Note that the magazine article is illustrated, but in order to keep download
times to a minimum, I have omitted the illustrations from this version.
All back issues of Classic Camera Magazine are available;
see the main Classic Camera Magazine page for
The Pullin Optical Co. Ltd., of Phoenix Works, Great West Road, Brentford, were involved in the immediate post-war period with the development and production of a number of photographic and related products, which were unusual and often innovative in design, and manufactured to high standards of engineering and finish. Besides the rangefinder, the company made a neat little selenium exposure meter, professional-standard slide projectors and lenses and an excellent 35 mm. emlarger.
In the 1950s, even a modest amateur camera cost the equivalent of the average weekly income; the perceived desirable feature of a coupled rangefinder was completely out of the reach of the majority. The 'second-best' option was to acquire a separate rangefinder, and a large number of different makes and designs was available.
The Pullin instrument is of a unique design. Not only does it accurately measure distances between 2 feet and infinity, but in addition an ingenious system is provided to indicate the depth of field for lenses of two inch, three inch and four-and-a half- inch focal lengths. Whilst the Pullin rangefinder is comparatively large, when compared with most other designs of camera rangefinder (and quite unsuitable for 'on-camera' mounting), it is easy to read, and is of robust construction, capable of withstanding abnormal shocks without losing accuracy.

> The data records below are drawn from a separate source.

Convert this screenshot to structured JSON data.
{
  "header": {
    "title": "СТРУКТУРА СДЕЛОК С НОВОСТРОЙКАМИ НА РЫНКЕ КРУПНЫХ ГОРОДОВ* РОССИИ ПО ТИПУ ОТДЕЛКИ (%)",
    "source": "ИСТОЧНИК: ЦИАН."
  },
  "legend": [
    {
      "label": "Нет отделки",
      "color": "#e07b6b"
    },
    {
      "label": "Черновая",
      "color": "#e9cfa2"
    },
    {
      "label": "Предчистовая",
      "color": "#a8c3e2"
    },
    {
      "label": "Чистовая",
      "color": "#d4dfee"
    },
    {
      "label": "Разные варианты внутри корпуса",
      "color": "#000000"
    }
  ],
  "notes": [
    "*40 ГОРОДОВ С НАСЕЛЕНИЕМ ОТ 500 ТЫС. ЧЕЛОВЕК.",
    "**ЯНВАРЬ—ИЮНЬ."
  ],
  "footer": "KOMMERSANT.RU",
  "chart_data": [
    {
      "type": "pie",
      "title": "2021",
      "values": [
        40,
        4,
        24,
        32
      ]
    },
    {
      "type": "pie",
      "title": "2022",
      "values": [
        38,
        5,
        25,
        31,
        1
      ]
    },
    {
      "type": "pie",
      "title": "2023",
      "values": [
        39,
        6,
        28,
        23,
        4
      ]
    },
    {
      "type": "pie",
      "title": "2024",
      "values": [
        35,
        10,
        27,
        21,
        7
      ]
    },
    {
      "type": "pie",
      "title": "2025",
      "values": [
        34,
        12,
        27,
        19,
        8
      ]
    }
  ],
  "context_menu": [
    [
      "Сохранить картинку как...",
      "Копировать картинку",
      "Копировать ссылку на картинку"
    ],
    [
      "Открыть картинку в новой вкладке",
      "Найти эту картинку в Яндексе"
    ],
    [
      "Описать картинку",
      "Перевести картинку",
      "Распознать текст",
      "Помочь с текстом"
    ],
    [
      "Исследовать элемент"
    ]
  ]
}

What is unusual about the Pullin rangefinder is the absence of silvered or semi-silvered mirrors. There is a tendency for these items to deteriorate with age, resulting in a loss of clarity and brightness when viewing. In the Pullin, two fixed prisms are used. These are held in position by spring-loaded mountings, which provide the resistance to shock damage. The adjustment for distance is provided by a movable wedge in the form of a pair of lenses mounted in front of the right-hand prism, and connected to the reading scale. It is claimed that this system gave four times greater accuracy than the conventional 'movving mirror' system used on most other rangefinders.
The actual view provides a combination of 'split-field' and 'coincident image' types. The field is divided into three horizontal zones, and the upper and lower zones give a 'split-field' view; the central zone overlaps the images, giving a 'coincident image'. The view is adjusted until the three images coincide, and the distance is then read from the scale.
Adjacent to the distance scale, is the depth of field scale (described in the instruction book incorrectly as 'depth of focus'). This follows the common pattern used around camera lenses, where a central position indicates the actual focus setting, and the depth of field scale shows the area of reasonably sharp focus at apertures from f/3.5 to f/16 on the scales for three inch and four-and-a half- inch lenses, or from f/3.5 to f/11 on the scale for two inch lenses.
The depth of field scales are selected by pulling out the spring-loaded milled knob adjacent to the viewing window, and turning it in either direction until the required scale comes into view.
The Pullin rangefinder is nicely finished in black, with a satin-chromed top plate. It originally arrived in a cardboard box with a comprehensive instruction and explanatory leaflet. The price in 1951 was £4 17s. 6d. and a leather case was offered at 5s. extra.